Aim: To compare different types of synthetic mesh in terms of adherence of microorganisms and induction of inflammation, and to determine the mesh type associated with the lowest level of infection in an infected environment.

Materials and Methods: Sixty Sprague-Dawley rats were randomly divided into six groups: I: Prolen Mesh (Ethicon) (polypropylene); II: HI-TEX PARP MP (polyethylene tereoxphthalate [PET]+polyether urethane (PEU)); III: Vypro 11 (Ethicon) (polypropylene+polygalactin 910); IV: Motif Mesh (Proxy Biomedical) (expanded polytetrafluoroethylene [ePTFE]; a composite mesh); V: Proceed Mesh (Ethicon) (absorbable oxidised regenerated cellulose tissue [ORC]+polypropylene+absorbable polidioxanon [PDS]); and VI: (a control group without any mesh). Sterile mesh platelets (2 × 2 cm) were implanted into rats and 1.0 × 105 Escherichia coli (ATCC 25922) (in 1 mL) was injected via cannula lateral to each incision. Seventy-two hours later, mesh and tissue samples were obtained and investigated both microscopically and histologically.

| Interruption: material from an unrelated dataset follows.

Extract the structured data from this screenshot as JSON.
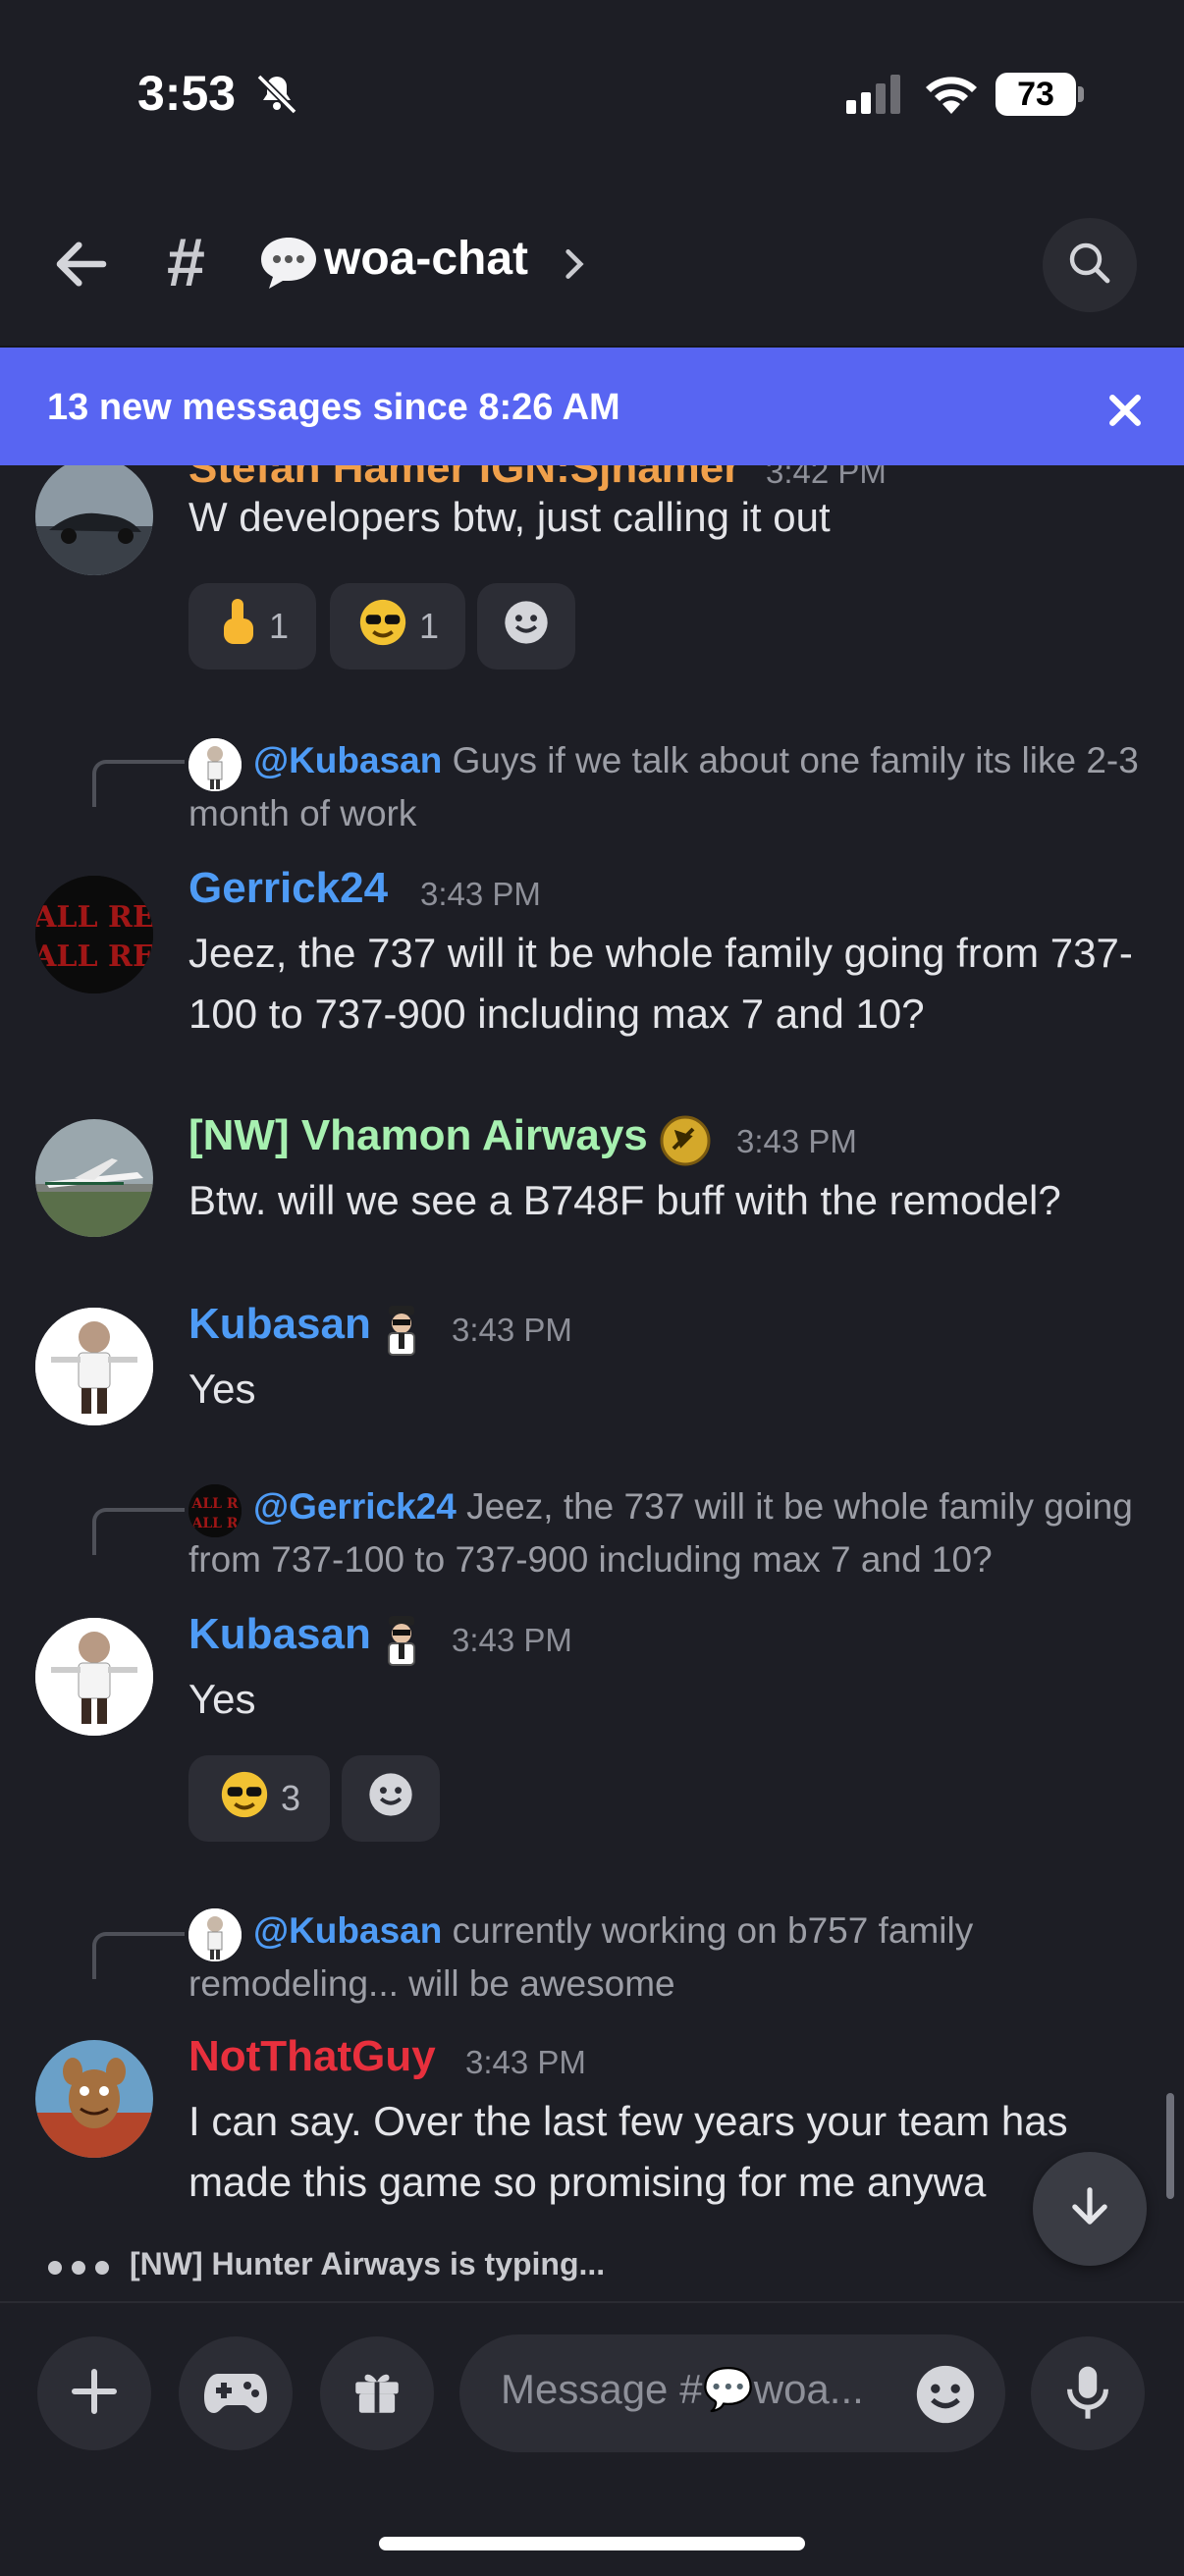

Results: In terms of tissue inflammation scores, polypropylene and Proceed meshes yielded significantly higher scores than the control group and the HI-TEX mesh. Upon microbiological evaluation, the HITEX and Proceed mesh groups had significantly higher numbers of E. coli than the other groups.

Conclusions: Polypropylene and ePTFE performed well; the E. coli colonisation rates were low in a rat model of infection. Larger studies are warranted to explore both the short- and long-term utilities of various mesh types placed under infected conditions.

Keywords

Mesh, Infection, Rat.

Introduction

Mesh repair of hernias is the most common operation performed by general surgeons worldwide 6y766. Recurrence rates decreased and patient comfort substantially improved upon introduction of tension-free surgical repair using a prosthetic mesh [1]. However, infection, persistent pain, and recurrence still complicate mesh repair operations [1].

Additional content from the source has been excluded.